Moritz Rinke

Wir wissen alle, wie schwer es ist, über uns selbst zu lachen. Da sind wir Deutschen regelrecht gehemmt. Über die anderen lachen wir ja gerne und jederzeit, aber über uns selbst? Moritz Rinke ist da ganz anders. Er kann das und ist eine pure Ausnahmeerscheinung. Der Achtunddreißigjährige ist ein erfolgreicher Dramatiker, aber Dramatiker klingt für ihn viel zu bombastisch. Moritz Rinke ist bescheiden. Er hat keinen geringeren Stoff als die „Nibelungen“ neu geschrieben. Und warum? Weil sein Waldorfschullehrer in Ottersberg bei Bremen ihm die Nibelungen nahe gebracht hat. In seinem neuen Buch „Das große Stolpern. Erinnerungen an die Gegenwart“ findet man eine kleine Hommage an seinen Lehrer und an die Schulglocke, die immer noch so läutet, wie sie damals geläutet hat. Es gibt kein Thema, das für Rinke zu klein und zu abgenutzt wäre. Also weder die Schulglocke in Ottersberg noch die Fußballweltmeisterschaft 2006, weder eine Schiffsreise noch die Erlebnisse im Hauptbahnhof Hannover, Gleis 8. Vom Himmel Eisregen und auf dem Kalender Heiligabend. Und natürlich ist Bayreuth für den spöttischen Blick Rinkes ein Eldorado.
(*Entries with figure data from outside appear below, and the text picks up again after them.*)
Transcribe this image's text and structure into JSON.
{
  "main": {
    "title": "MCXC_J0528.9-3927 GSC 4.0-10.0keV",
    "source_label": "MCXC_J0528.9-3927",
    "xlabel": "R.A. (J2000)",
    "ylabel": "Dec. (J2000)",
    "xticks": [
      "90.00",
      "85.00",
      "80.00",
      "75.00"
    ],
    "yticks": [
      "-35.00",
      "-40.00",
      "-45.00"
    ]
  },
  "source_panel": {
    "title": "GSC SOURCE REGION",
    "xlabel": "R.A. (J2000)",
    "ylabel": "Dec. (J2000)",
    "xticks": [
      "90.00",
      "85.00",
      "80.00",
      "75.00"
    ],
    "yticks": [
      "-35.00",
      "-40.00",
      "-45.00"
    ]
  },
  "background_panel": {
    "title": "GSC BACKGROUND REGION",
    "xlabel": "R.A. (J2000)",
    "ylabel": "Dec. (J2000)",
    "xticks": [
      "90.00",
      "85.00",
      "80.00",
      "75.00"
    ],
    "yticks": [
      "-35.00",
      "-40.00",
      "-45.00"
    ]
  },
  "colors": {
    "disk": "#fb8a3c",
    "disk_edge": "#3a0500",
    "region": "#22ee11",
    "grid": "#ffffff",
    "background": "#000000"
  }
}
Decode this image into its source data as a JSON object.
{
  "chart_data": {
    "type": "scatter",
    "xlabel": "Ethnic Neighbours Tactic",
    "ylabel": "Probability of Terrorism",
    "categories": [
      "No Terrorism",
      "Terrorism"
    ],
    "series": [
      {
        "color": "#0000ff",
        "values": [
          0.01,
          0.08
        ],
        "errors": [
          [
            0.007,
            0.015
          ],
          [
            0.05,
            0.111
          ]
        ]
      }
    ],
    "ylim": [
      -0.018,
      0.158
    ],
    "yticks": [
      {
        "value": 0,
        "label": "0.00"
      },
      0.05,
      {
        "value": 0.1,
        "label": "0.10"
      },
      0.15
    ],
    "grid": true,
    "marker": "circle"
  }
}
Ganz abgesehen von Wagner, schon die vielen Bayreuther Verkehrszeichen machen ihm einen Heidenspaß. Und das ist typisch für Rinkes Blick. Er begreift die tragische Komik der Welt als Ensemble. Verkehrsschilder und Wagner, Papstaudienz für Ehebrecher: Schröder, Fischer und Prinz Charles. Er schaut fern und sieht, was das Fernsehen alles zusammenwürfelt, was im Leben penibel auseinandergehalten wird. Er beobachtet eine Chefsekretärin, schrecklich und herzensgut, wie sie mit Tageszeitungen im Arm und Katzenfutter in der Manteltasche morgens die Bürotür öffnet. Er steht in seiner Bäckerei nebenan und hört zu, und dabei wird ihm klar, dass es genauso kompliziert ist, Goethe und Schiller, wie Schwarzwälderkirschtorte und Florentiner auseinander zu halten. Zwischen Rinkes im „Großen Stolpern“ versammelten Reportagen findet man Dramolette. Keine Szene entgeht seinem Blick, weder der Schuhputzer am Alexanderplatz, noch wir Deutschen überhaupt, „eine Mischung aus Hektik und Starre“. Und zwischendurch seufzt Moritz Rinke und wir mit ihm: „Mein Gott, was für eine Welt“. Wie er sie beschreibt, lohnt es sich, sie trotzdem noch mal zu betrachten. (V.A.)
Auszeichnungen u. a.: Berliner Journalistenpreis (1994, 1997), Literaturpreis des P.E.N.-Clubs Liechtenstein (1997).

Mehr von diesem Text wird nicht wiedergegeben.